NRCS Rainfall Simulator demonstration Aug. 5 in Ipswich
With each weather forecast, we cross our fingers we will receive a timely rain. This growing season has seen its ups and downs for moisture. As we enter the critical stages for crop growth, we need to consider changes we can make in our cropping system to help minimize the risk and turn it into a reward.
As rain falls, we need to make it a priority to keep the moisture on the land and reduce runoff. Rain infiltration is our insurance policy for hot dry summers and drought years. Maintaining adequate moisture in the soil profile allows our crops to sustain a drier period longer.
So what are some options to help increase infiltration in our soils? Soil health is the number one priority to increase infiltration. If our soils are healthy, they will provide for our crops. Such practices as a diverse crop rotation with at least two-thirds of the rotation in high residue crops will help increase your organic matter. Adding cover crops to the cropping system helps keep a living root available for insects, fungi, bacteria, worms, and other soil biota to feed, reproduce, and excrete nutrients into plant available nitrogen. Strict no-till practices increase organic matter, soil structure, improve water infiltration paths, and keep the soil biota intact.
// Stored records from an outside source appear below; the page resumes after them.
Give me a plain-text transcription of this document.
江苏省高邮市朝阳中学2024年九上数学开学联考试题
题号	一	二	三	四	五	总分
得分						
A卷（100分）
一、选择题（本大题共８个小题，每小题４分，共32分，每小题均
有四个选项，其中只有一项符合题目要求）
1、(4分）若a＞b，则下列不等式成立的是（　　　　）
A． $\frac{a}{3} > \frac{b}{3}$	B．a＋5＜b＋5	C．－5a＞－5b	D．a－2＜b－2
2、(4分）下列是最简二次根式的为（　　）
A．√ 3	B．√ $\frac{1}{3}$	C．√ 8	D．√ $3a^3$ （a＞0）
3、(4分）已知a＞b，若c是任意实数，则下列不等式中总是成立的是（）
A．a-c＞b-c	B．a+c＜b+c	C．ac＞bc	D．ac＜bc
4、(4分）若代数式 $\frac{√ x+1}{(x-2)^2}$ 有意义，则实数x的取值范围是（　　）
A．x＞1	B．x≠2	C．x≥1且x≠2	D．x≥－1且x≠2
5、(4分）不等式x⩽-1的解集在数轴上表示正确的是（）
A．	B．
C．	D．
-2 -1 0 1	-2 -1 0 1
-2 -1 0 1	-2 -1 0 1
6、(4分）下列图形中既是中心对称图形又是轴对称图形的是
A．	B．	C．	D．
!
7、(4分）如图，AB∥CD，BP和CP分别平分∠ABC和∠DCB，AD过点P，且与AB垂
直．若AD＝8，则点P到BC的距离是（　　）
To see these soil health practices in action, we invite you to the Edmunds County Achievement Days on Aug. 5 at 5 p.m. next to the 4-H building in Ipswich. We will have our NRCS Rainfall Simulator Demonstration show where 2 inches of rain goes during a rain event. In addition, cover crops have been planted on the future practice soccer fields just east of the 4-H building. These cover crops are working to mellow out the soil, shade the soil and lower soil temperatures, create biological activity, and improve the overall health of the soil while keeping the soil in place. Plan to come early before the BBQ and experience how each rain event impacts our land!